Mais il me faut nuancer. Le débat sur l'anglais comme langue officielle ("English Only") témoigne de la diversité de la situation. De quoi s'agit-il ? Ni la Constitution ni aucune Loi ne reconnaît l'anglais comme langue officielle. Des panneaux routiers sont bilingues; certaines rues sont mentionnées comme "Calle"; des documents officiels sont rédigés en espagnol ou en chinois. Quelques politiques voudraient aujourd'hui imposer l'anglais comme langue officielle, c'est à dire comme seule et exclusive langue administrative. L'argument: l'anglais est un des fondements de notre société. Les discussions se poursuivent, au Congrès et dans les éditoriaux, mais les partisans du "English Only" semblent minoritaires. Sans rentrer dans le débat à proprement parler, le Sénateur Obama a récemment déclaré que la question n'était pas celle de l'apprentissage de l'anglais par les étrangers - "ils doivent le faire et ils le feront"- mais celle d'apprentissage de l'espagnol (il rectifiera par la suite en précisant qu'il visait une seconde langue) par les petits américains. Ce qui est marquant dans ces propos, ce n'est pas tellement le geste de séduction à l'adresse d'une communauté latino qu'il lui faut encore conquérir, mais davantage la possibilité pour lui de tenir pareils propos, dans ce contexte précis, avec la conviction que sa position peut être entendue et acceptée par tous ceux qui constituent le centre électoral.

dimanche 27 juillet 2008

Native American























Navajo Reservation. 12 juillet.
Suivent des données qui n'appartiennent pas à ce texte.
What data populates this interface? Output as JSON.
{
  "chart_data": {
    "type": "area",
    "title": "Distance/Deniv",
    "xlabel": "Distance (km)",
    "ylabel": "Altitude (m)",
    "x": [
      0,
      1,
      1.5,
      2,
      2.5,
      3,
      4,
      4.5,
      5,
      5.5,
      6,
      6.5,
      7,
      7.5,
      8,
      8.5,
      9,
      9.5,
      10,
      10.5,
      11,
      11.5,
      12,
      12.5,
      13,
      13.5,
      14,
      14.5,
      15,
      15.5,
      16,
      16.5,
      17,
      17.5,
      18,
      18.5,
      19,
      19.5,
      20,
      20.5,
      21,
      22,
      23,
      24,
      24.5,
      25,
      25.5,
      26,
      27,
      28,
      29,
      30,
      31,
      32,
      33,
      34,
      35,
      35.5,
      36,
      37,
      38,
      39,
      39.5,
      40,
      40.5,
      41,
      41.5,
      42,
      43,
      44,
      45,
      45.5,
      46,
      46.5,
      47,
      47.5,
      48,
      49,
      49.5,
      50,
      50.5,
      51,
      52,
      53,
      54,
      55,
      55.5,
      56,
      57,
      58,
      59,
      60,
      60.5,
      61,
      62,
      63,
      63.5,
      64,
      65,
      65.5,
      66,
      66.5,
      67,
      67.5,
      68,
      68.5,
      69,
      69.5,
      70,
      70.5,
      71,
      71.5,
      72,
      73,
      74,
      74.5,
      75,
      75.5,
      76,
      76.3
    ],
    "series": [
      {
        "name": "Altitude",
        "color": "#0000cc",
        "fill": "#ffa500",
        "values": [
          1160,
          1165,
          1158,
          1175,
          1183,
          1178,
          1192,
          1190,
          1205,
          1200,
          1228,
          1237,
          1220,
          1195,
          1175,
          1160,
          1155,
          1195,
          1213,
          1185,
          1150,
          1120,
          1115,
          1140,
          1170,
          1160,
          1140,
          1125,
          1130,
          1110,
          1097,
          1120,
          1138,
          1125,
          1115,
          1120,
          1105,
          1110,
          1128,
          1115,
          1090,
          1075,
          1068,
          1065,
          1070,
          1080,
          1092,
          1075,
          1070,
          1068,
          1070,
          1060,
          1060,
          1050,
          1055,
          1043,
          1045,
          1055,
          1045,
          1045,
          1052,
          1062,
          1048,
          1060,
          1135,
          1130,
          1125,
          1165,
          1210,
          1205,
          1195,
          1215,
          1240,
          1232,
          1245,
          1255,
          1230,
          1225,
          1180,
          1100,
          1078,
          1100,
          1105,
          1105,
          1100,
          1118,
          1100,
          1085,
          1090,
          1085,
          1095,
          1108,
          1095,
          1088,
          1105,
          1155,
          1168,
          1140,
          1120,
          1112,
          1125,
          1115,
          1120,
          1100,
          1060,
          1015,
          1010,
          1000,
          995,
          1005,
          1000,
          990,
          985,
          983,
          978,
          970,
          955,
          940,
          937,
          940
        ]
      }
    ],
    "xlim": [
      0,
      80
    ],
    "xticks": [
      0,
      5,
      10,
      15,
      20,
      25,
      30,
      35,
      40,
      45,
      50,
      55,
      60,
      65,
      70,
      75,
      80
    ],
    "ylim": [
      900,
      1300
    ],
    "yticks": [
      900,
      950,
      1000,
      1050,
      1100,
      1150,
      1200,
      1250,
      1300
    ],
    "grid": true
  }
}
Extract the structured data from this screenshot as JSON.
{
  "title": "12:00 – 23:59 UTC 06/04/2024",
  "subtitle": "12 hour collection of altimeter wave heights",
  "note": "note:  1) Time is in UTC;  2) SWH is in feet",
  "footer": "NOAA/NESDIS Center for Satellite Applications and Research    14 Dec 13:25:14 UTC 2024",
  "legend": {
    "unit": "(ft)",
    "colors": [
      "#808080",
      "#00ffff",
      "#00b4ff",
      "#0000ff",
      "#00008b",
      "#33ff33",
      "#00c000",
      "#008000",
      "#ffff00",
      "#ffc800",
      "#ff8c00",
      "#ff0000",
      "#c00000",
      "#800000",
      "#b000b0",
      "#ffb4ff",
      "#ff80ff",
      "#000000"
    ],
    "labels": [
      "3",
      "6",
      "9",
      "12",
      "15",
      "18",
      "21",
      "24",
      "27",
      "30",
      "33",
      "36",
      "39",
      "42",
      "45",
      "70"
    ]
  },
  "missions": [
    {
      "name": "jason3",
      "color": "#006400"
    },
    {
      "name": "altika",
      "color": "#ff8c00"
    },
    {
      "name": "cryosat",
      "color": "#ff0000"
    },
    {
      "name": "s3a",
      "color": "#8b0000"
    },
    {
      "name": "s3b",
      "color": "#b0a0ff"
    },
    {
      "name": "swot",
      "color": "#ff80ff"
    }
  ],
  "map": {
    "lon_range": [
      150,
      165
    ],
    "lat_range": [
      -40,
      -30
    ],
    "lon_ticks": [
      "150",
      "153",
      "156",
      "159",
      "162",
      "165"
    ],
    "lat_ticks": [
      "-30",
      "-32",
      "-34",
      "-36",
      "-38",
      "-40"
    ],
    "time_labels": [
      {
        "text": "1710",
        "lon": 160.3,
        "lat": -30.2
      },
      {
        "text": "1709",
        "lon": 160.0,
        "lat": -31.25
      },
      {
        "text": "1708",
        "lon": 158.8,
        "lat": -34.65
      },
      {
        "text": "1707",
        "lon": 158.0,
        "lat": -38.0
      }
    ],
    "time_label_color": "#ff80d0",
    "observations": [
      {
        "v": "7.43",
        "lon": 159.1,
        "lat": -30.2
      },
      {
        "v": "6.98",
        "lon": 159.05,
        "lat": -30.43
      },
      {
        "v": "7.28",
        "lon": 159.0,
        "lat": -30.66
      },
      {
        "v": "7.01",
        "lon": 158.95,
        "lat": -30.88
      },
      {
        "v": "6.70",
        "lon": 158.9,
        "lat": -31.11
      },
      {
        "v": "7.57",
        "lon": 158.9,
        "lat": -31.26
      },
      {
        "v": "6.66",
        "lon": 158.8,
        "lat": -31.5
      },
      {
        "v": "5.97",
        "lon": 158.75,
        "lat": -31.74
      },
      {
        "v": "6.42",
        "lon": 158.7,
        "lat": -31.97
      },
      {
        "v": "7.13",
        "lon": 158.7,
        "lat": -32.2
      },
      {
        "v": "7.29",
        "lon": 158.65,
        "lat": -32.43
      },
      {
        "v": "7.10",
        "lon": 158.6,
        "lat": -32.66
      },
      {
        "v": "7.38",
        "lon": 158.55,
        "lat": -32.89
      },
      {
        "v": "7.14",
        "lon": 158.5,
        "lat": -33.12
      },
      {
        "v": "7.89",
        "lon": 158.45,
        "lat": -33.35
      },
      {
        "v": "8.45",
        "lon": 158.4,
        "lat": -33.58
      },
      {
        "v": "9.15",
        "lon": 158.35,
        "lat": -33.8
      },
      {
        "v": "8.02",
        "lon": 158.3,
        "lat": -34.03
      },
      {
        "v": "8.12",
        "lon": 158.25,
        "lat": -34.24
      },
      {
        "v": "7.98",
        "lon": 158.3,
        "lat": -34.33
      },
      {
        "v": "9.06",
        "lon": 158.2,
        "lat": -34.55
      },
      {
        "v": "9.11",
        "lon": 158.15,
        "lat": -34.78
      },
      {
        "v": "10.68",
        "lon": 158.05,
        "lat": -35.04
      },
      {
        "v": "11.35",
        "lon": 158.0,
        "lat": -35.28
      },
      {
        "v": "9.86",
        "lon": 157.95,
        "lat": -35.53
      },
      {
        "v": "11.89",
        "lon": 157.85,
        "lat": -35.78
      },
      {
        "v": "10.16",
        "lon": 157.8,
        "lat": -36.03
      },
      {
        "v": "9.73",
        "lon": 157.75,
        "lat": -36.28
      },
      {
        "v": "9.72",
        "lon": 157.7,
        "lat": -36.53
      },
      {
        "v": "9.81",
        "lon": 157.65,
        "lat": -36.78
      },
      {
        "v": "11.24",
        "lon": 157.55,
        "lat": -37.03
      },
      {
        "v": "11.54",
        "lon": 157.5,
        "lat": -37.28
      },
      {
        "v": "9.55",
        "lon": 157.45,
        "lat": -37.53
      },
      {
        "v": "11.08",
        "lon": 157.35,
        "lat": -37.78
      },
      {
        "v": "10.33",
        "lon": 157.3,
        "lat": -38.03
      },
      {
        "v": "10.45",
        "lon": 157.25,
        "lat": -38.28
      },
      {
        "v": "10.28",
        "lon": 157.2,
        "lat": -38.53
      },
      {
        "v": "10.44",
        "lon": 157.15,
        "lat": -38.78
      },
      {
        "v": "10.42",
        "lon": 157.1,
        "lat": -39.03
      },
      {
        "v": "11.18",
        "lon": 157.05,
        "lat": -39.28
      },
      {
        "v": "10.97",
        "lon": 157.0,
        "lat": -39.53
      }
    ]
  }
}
Seul un panneau planté le long de la route indique notre entrée en territoire Navajo. La shériff rencontrée à Leupp confirme que nous pouvons traverser la réserve librement, sans permis. Celui-ci était requis en territoire Hualapai. Qu’évoque pour moi le terme indien, réserve, navajo ? Des  notions très confuses: des images romantiques – ou terrifiantes – véhiculées par les westerns ingurgités à forte dose pendant mon enfance, des connaissances d’ordre culturel et artistique acquises pendant mes études en histoire de l’art, une approche romancée à travers les polars ethnologiques de Tony Hillerman... C’en est la vision la plus contemporaine, celle qui met en scène, sans pathos, deux flics - Joe Leaphorn et Jim Chee - de la police tribale Navajo. Des histoires intelligentes et subtiles, des personnages qui oscillent entre deux mondes. Une immersion dans un contexte complexe, mêlant histoires de clans, croyances dans l’au-delà, recherche d’harmonie difficile à atteindre pour les deux « héros »…. Nous n’avons rien pu saisir de cela durant notre traversée, de Leupp à Gallup. La route, dans ce semi-désert, est à nouveau majestueuse, et … solitaire… à part quelques pick-up et voitures conduites par des Navajos, nous avons eu l’impression d’être seuls au monde, bien loin de cette autoroute quittée à Flagstaff (porte du Grand Canyon) et parcourue de 4x4 plus citadins les uns que les autres. Une ‘rencontre’ fortuite, heureuse et souriante nous a marqués: celle d’une troupe de cavaliers Navajos se rendant à un pow-wow. Durant les Week End  d’étés, les familles, tribus, villages, se retrouvent autour d’un feu, dansent et accomplissent les rites de leur clan.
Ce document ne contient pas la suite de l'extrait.